Qualitative analysis means finding meaning in text or interview data. If you've conducted interviews or analysed documents, qualitative analysis is finding themes, patterns, and meaning.
Thematic analysis. This's the most common approach. You read your data (interview transcripts, written responses) and identify themes: patterns, concepts, and meanings that emerge. You code the data (label sections with theme names), then organise codes into broader themes.
Process: Read your data thoroughly. Code segments of text. Group codes into preliminary themes. Refine themes. Check that your themes actually reflect your data.
Content analysis. You count how frequently specific concepts appear. If you're analysing newspaper articles about social media, you might count how many times words like "anxiety," "addiction," or "danger" appear. This quantifies qualitative data.
Interpretative phenomenological analysis (IPA). You're interested in how people experience and make sense of phenomena. You examine how participants talk about social media, what it means to them. This's deeply interpretative.
Grounded theory. You're developing a theory from your data. Rather than testing an existing theory, you're generating one from what you observe.
Common mistakes. Claiming objectivity you don't have (all qualitative analysis involves interpretation). Underreporting the analytical process (examiners want to know how you actually did the analysis). Finding only what you expected to find (be open to surprising findings). Failing to check your codes against the data (does your code actually describe what that participant said?).
Quantitative: SPSS, R, Stata, Python. Most UK universities provide SPSS access. Learn it. It's not complicated and it makes analysis easier.
Qualitative: NVivo, ATLAS.ti, Dedoose. Or spreadsheets. Many researchers do qualitative analysis in Word or Excel. Software helps with organisation but isn't key.
For quantitative: Report actual statistics. "We found a considerable positive correlation (r = .38, p < .001)" not just "We found a relationship." Include enough information that readers could find these results in a table if they wanted.
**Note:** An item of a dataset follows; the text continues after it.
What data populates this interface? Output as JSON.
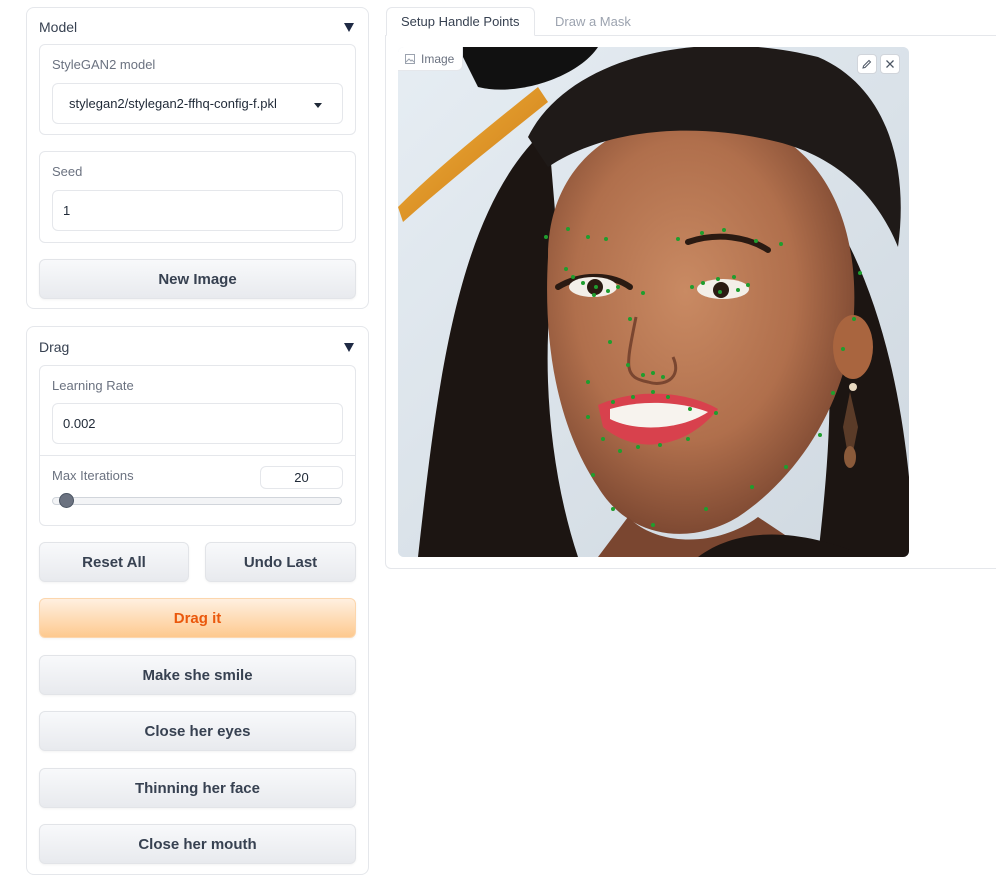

For qualitative: Provide quotes. Show evidence for your themes. If you're claiming a theme exists, demonstrate it with participant quotes.
Fishing for findings. Running many statistical tests until you find something considerable. This inflates false positives.
Inadequate detail. Readers should understand your analytical process. How did you code? How did you decide what constituted a theme?
Mismatching analysis to questions. If your research question asks "what's this like?" qualitative analysis. If it asks "how much?" quantitative analysis.
Ignoring contradictions. If some participants disagreed with your theme, acknowledge it. Qualitative data rarely shows unanimous agreement.
Over-interpreting. Stick to what your data shows. Don't speculate beyond your evidence.
Your introduction plays a important part in setting up the rest of your dissertation, since it is here that you establish the context for your research, explain its significance, and outline the structure of what follows. A common mistake that students make in dissertation introductions is spending too long on background information at the expense of articulating a clear and focused research question that motivates the rest of the study. The introduction should demonstrate that you understand the broader academic and professional context in which your research sits, without becoming so general that it loses sight of the specific contribution your dissertation aims to make. By the end of your introduction, your reader should have a clear sense of what you are investigating, why it matters, how you intend to approach the investigation, and what they can expect to find in each subsequent chapter.
Talk to your supervisor about analysis. Look at similar dissertations to see how they analysed data. Your university likely offers statistical consulting or qualitative research support.
Data analysis is the centrepiece of your dissertation. Get it right and everything else becomes clearer.